Guillaume and Jonathan Alric discuss how the work of photographers Josef Koudelka and Robert Doisneau has shaped their work
- TextTom Connick
In a few short years, two cousins have become one of music’s most talked about acts, lauded for their beautiful and profoundly moving videos and their unique brand of electronic music that has been known to reduce its listeners to tears. Today, Guillaume and Jonathan Alric – better known by their stage name, The Blaze – release their highly-anticipated debut album, Dancehall. To coincide with this exciting moment, the enigmatic pair have taken over the Another Man website, presenting a series of five articles that shine a light on their extraordinary work.
The Blaze’s latest music video, Queens, which is arguably their most emotionally intense offering to date, is a raw portrayal of life and death in a traveller community. Inspired in part by the duo’s own time spent with travellers, the video is also a nod to Czech-French photographer Josef Koudelka, and the impact his humanist photography has had on their own art.

“He did these very long works about gypsy people in the 70s,” explains Guillaume. “He did this work for ten or 20 years. We love this guy because he would go and live with them completely – he really gave himself for his work. That is what we try to do. It’s very honest, in a way, to research humans and to be with them.” That sense of immersion in a foreign culture is integral to The Blaze’s work – it’s a humanist approach that can be felt through Dancehall and its accompanying visuals, but one which really took root in the pair’s early, pre-Blaze experimentation with photography.
As a teenager, Guillaume worked in a photo lab’s dark room; even today, he quickly recalls a moment where Koudelka’s personality really impacted his own. “One day Josef Koudelka came in [to the studio]. He just arrived and immediately started giving vodka to everybody! He invited everybody for a drink. I was young and just thinking, ‘Wow, that guy is like his photography – he’s really human.’ He gave everything.”

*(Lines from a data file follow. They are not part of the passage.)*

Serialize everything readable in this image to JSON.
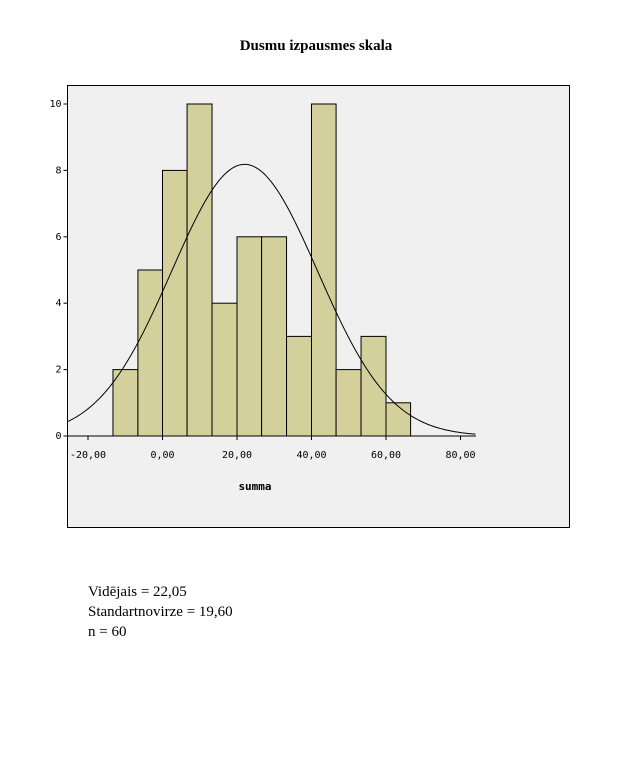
{
  "chart_data": {
    "type": "histogram",
    "title": "Dusmu izpausmes skala",
    "xlabel": "summa",
    "ylabel": "",
    "xlim": [
      -26,
      86
    ],
    "ylim": [
      0,
      10.6
    ],
    "x_ticks": [
      -20,
      0,
      20,
      40,
      60,
      80
    ],
    "x_tick_labels": [
      "-20,00",
      "0,00",
      "20,00",
      "40,00",
      "60,00",
      "80,00"
    ],
    "y_ticks": [
      0,
      2,
      4,
      6,
      8,
      10
    ],
    "y_tick_labels": [
      "0",
      "2",
      "4",
      "6",
      "8",
      "10"
    ],
    "bin_edges": [
      -13.3,
      -6.6,
      0,
      6.6,
      13.3,
      20,
      26.6,
      33.3,
      40,
      46.6,
      53.3,
      60,
      66.6
    ],
    "counts": [
      2,
      5,
      8,
      10,
      4,
      6,
      6,
      3,
      10,
      2,
      3,
      1
    ],
    "normal_curve": {
      "mean": 22.05,
      "std": 19.6,
      "n": 60
    },
    "bar_color": "#d4d09c",
    "plot_background": "#f0f0f0",
    "grid": false
  },
  "stats": {
    "mean_line": "Vidējais = 22,05",
    "std_line": "Standartnovirze = 19,60",
    "n_line": "n = 60"
  }
}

Jonathan also cites another humanist photographer as key to their artistic inspirations – Robert Doisneau who, with Henri Cartier-Bresson, was a pioneer of photojournalism. “I was watching a documentary about him a week ago, and I didn’t know that all his photos were mise-en-scène,” he explains, “Made up, you know?” Ostensibly capturing moments in time and chance interactions between humans, Doisneau’s works are actually carefully constructed and feature models, rather than everyday citizens, in a number of seemingly everyday situations.
It’s that delicate balance between real life and fantasy that can be felt through The Blaze’s own experimentations with visual mediums. “I thought it was a moment that the guy was really lucky to witness, and be there to take the photo, but no,” Jonathan continues. “He asked the couples to be there, and they are actors – the photo is not true, but it seems to be true. That’s why it is a good influence for us – this guy tried to catch very poetic moments, and he’d do it in a way that was really inspiring for us; the construction of an image.”